We felt this acutely last year at SparkLoop. Our platform had grown to store hundreds of millions of events just as we introduced an "Advanced Reports" page. This feature allowed users to generate reports across arbitrary time ranges, filtered by six different dimensions.
Our initial approach was to use ClickHouse. It made sense, right? After all, ClickHouse is built specifically for this use case.
Wrong. It was a disaster.
The problem wasn't ClickHouse itself—it’s a fantastic tool—but rather the assumption it's built on: that data is immutable. That immutability is exactly what makes it so fast.
But at SparkLoop, our data is rarely static. Take referrals: they start as "pending," then move to "confirmed" or "rejected." To handle these updates in ClickHouse, you have to constantly deduplicate data (usually via complex ReplacingMergeTree logic). That process was cumbersome, fragile if column schemas changed, and incredibly resource-intensive.
We could only afford to run the deduplication every three hours, which meant the dashboard was always slightly out of sync. To top it off, it was expensive: our instance was costing us $1,000/month just to serve these reports.
The turning point came when I saw an interview between Jesse Hanley with Aaron Francis. Jesse mentioned using ElasticSearch to keep his site snappy. It stopped me in my tracks. I’d always thought of ElasticSearch as a tool strictly for search—and one that was a nightmare to maintain.
One day, out of desperation, I DMed Jesse for advice. He was incredibly helpful and opened up the world of Elasticsearch for me. I learned two things that changed my perspective:
- It’s an analytics powerhouse: While designed for search, ES handles "Aggregations" (their version of GROUP BY) incredibly well. Unlike ClickHouse, ES allows you to update a document by ID easily, making it perfect for our mutable data.
- The complexity is optional: Most of the maintenance headache is abstracted away if you use the searchkick gem (shoutout to the prolific Andrew Kane) and a dedicated host like Elastic.co
Armed with Searchkick and Jesse’s encouragement, I started hacking. It took a few days to wrap my head around the new architecture, but once I created my indexes and a thin wrapper to query them in Rails, the difference was night and day:
- Ridiculously fast: Most queries—even those calculating totals across hundreds of millions of records—return in under 50ms.
- No more deduplication: ES handles updates to existing records gracefully. No more background jobs, no more lag.
- Real-time data: The dashboard is always current.
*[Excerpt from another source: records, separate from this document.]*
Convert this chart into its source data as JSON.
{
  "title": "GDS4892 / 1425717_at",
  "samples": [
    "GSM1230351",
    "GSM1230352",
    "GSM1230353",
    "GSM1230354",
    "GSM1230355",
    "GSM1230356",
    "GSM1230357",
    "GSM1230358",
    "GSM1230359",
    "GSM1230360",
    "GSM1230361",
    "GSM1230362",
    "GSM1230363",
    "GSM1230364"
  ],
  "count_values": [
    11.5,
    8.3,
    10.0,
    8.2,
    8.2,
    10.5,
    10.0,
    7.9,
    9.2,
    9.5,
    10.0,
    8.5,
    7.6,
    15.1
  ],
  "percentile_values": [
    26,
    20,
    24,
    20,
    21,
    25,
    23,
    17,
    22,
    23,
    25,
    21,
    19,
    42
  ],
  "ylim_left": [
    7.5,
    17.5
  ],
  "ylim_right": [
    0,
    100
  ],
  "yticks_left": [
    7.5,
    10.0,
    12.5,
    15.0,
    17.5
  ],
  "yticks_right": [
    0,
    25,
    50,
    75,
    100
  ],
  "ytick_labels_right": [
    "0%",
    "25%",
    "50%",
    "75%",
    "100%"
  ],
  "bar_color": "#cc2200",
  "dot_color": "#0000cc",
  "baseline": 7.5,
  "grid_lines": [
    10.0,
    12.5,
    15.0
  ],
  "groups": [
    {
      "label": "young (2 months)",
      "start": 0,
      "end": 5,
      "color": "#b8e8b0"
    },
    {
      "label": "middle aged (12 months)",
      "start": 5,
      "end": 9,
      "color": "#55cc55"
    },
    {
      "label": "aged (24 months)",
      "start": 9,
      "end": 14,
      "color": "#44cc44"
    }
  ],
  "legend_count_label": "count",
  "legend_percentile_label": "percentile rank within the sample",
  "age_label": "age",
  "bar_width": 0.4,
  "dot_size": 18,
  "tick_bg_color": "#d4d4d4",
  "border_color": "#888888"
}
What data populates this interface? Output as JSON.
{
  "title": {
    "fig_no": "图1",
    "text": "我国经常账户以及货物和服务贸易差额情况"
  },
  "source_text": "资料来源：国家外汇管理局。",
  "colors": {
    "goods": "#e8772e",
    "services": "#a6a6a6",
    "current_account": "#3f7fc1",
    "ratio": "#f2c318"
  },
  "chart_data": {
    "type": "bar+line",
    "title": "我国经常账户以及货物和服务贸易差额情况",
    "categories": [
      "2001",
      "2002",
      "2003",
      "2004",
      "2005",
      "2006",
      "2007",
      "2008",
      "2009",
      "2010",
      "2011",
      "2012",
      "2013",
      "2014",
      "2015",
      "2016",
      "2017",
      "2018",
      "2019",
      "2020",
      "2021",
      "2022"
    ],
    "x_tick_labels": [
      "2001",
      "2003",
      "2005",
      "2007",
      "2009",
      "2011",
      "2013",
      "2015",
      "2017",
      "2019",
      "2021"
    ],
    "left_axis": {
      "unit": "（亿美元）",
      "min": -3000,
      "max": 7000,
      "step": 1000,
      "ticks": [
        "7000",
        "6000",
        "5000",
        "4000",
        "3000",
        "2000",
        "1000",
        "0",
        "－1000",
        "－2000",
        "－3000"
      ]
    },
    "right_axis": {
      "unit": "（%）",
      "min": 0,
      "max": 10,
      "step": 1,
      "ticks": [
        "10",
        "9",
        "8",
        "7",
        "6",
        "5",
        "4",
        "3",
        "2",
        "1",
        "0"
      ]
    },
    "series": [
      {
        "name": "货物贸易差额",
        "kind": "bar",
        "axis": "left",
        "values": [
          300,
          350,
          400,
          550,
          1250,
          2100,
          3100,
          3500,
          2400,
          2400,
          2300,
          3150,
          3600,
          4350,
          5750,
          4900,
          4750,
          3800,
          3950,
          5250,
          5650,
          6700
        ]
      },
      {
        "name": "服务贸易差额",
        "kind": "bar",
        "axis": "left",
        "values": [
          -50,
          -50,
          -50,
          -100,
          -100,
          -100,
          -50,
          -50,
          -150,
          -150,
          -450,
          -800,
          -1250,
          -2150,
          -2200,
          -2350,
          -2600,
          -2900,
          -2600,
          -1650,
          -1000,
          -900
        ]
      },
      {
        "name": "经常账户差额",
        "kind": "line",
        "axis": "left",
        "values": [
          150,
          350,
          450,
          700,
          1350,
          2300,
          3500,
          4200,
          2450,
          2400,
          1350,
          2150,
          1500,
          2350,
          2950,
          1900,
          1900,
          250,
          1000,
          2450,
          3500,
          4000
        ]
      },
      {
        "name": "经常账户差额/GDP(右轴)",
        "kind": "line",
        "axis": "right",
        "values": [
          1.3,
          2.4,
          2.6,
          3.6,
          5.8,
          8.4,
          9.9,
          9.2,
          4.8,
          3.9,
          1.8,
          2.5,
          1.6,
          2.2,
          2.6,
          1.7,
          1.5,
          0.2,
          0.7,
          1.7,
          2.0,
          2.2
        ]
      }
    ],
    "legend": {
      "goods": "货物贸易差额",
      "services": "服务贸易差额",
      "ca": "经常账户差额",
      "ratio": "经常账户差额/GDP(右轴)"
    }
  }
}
- A healthier Postgres: Because we moved these heavy analytical queries over to ES, the load on our primary PostgreSQL database decreased by 25%, making the entire app feel more responsive.
The best part? We got all this extra performance for 1/10th the monthly spend as our struggling ClickHouse instance.
I’m incredibly grateful to Jesse for the pointer and the folks at Elastic for the tech. It’s a reminder that when you’re stuck in a technical hole, sometimes the best move isn’t to dig harder—it’s to reach out to the community and ask how they solved it.